Mizutani Shinsuke, Ekuni Daisuke, Tomofuji Takaaki, Azuma Tetsuji, Irie Koichiro, Machida Tatsuya, Yoneda Toshiki, Iwasaki Yoshiaki, Morita Manabu
Department of Preventive Dentistry, Okayama University Graduate School of Medicine, Dentistry and Pharmaceutical Sciences , Okayama , Japan.
Acta Odontol Scand. 2014 Jan;72(1):58-63. doi: 10.3109/00016357.2013.797102. Epub 2013 May 21.
Buccal mucosa ridging (BMR) is known as a clinical sign of clenching, which is one of the major manifestations of bruxism. However, there are few reports about the formation of BMR and no data regarding the association between BMR and factors such as malocclusion. The purpose of the current study was to investigate the relationship between BMR and factors such as the number of teeth present, gender, body mass index (BMI), occlusion and clenching habit in university students.
A total of 2101 students (1164 males, 937 females), aged 18-29 years old, were included in the study. BMR and the number of teeth present were recorded and malocclusion was defined using a modified version of the Index of Orthodontic Treatment Need. Additional information regarding gender, clenching habit and BMI was collected via a questionnaire.

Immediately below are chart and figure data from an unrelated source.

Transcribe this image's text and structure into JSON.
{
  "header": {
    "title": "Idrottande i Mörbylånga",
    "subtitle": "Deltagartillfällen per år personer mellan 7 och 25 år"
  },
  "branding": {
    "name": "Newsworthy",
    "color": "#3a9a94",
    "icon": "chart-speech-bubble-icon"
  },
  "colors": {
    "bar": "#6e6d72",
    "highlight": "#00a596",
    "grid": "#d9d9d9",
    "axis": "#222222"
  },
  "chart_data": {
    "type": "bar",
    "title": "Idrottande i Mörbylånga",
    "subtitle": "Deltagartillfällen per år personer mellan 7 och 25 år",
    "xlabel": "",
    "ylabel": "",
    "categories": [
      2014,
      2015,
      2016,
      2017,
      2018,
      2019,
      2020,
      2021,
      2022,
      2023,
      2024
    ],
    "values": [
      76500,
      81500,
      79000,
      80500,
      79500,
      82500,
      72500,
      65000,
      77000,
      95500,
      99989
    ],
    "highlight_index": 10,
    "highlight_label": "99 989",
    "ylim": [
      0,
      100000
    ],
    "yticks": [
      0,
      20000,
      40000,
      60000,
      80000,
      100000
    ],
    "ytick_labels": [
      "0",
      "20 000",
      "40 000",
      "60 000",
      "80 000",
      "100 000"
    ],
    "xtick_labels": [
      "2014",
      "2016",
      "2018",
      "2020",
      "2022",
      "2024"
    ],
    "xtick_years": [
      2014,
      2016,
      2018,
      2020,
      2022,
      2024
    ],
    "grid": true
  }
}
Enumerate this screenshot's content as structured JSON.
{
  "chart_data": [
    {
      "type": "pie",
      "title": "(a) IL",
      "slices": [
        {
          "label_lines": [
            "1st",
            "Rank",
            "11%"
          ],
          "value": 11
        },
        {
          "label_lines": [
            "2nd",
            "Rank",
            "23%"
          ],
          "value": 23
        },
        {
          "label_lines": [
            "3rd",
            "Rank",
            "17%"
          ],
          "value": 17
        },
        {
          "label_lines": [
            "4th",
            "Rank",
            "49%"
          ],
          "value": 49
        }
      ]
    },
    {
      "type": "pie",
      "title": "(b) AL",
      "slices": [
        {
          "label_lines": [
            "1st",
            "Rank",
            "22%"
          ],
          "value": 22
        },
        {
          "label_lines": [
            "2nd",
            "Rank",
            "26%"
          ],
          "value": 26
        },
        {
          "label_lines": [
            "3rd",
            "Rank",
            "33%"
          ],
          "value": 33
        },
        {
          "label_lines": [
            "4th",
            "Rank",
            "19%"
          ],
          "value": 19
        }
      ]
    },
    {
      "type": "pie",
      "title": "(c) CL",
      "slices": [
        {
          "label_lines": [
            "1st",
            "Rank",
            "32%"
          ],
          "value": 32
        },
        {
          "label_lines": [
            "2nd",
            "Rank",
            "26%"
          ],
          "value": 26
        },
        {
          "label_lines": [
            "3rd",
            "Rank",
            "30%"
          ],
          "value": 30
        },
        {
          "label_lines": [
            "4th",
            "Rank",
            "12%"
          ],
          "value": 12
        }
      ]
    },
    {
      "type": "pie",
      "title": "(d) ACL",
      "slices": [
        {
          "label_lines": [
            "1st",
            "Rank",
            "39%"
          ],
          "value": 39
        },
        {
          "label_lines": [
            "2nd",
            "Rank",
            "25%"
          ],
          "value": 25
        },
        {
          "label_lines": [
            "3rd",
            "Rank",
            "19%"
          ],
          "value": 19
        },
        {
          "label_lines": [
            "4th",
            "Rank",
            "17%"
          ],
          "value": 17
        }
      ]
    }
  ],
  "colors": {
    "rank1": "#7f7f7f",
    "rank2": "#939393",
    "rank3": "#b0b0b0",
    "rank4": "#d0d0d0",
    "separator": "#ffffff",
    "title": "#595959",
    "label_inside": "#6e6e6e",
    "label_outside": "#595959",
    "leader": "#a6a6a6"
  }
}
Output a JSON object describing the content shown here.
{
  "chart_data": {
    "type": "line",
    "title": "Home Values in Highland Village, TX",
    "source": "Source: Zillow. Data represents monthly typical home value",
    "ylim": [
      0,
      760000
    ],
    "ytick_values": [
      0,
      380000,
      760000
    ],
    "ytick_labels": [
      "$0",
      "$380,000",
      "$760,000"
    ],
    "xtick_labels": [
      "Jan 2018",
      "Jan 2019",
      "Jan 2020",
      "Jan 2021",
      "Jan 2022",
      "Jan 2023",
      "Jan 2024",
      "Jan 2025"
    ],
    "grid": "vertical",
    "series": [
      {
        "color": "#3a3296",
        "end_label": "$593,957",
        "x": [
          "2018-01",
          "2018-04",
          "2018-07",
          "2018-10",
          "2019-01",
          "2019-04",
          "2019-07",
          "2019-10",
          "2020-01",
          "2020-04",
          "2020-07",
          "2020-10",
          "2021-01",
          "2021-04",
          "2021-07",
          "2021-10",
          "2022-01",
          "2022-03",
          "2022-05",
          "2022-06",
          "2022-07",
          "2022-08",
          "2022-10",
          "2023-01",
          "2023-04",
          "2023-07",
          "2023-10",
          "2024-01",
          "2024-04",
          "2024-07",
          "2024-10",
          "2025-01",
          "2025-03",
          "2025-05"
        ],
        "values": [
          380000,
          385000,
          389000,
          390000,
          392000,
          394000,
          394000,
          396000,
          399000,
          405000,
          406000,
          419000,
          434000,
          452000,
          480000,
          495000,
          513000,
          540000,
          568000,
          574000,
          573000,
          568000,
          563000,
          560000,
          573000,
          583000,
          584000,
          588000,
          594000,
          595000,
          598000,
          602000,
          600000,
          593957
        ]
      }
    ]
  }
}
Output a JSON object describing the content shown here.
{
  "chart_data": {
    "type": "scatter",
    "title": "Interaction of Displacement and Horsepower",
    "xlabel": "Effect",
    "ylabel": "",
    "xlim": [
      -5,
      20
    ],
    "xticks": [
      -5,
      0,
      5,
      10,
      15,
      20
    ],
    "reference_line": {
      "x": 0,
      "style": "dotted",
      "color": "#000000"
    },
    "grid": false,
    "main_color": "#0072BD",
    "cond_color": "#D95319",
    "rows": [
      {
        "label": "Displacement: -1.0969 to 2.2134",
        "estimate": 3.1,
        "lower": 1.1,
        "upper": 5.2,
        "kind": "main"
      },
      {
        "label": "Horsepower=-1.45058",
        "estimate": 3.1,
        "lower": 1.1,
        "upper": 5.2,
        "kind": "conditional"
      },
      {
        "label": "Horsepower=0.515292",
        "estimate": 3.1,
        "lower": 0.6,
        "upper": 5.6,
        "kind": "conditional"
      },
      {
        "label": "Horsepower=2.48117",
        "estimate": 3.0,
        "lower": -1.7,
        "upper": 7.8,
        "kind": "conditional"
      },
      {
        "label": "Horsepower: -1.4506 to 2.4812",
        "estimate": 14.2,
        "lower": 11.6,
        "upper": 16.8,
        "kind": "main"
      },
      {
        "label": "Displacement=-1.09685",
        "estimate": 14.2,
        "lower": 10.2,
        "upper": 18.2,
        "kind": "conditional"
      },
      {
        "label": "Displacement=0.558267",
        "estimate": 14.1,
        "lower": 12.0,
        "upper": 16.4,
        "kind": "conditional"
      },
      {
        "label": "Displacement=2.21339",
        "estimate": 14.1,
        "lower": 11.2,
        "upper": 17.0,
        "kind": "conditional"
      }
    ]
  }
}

Forty-six per cent of the subjects had BMR and the prevalence of BMR in females was significantly higher than that of males (chi square test, p < 0.001). According to logistic regression analysis, the probability of BMR was significantly associated with female gender (OR = 1.501, 95% CI = 1.259-1.790, p < 0.001), crowding (OR = 2.102, 95% CI = 1.706-2.590, p < 0.001) and overjet (OR = 0.585, 95% CI = 0.418-0.818, p = 0.002). On the other hand, BMR was not associated with awareness of clenching habit and BMI.
Gender, crowding and overjet were related to the formation of BMR in university students. When evaluating BMR as a clinical sign of clenching, one might have to take factors such as gender and crowding into consideration.
颊黏膜嵴(BMR)是紧咬牙的一种临床体征,而紧咬牙是磨牙症的主要表现之一。然而,关于BMR形成的报道很少,且没有关于BMR与诸如错牙合等因素之间关联的数据。本研究的目的是调查大学生中BMR与牙齿数量、性别、体重指数(BMI)、咬合及紧咬牙习惯等因素之间的关系。
本研究共纳入2101名年龄在18至29岁之间的学生(1164名男性,937名女性)。记录BMR和牙齿数量,并使用改良版正畸治疗需求指数来定义错牙合。通过问卷调查收集有关性别、紧咬牙习惯和BMI的其他信息。
46%的受试者有BMR,女性BMR的患病率显著高于男性(卡方检验,p<0.001)。根据逻辑回归分析,BMR的发生概率与女性性别(OR = 1.501,95%CI = 1.259 - 1.790,p<0.001)、牙列拥挤(OR = 2.102,95%CI = 1.706 - 2.590,p<0.001)和覆盖(OR = 0.585,95%CI = 0.418 - 0.818,p = 0.002)显著相关。另一方面,BMR与紧咬牙习惯的认知及BMI无关。
性别、牙列拥挤和覆盖与大学生BMR的形成有关。在将BMR作为紧咬牙的临床体征进行评估时,可能必须考虑性别和牙列拥挤等因素。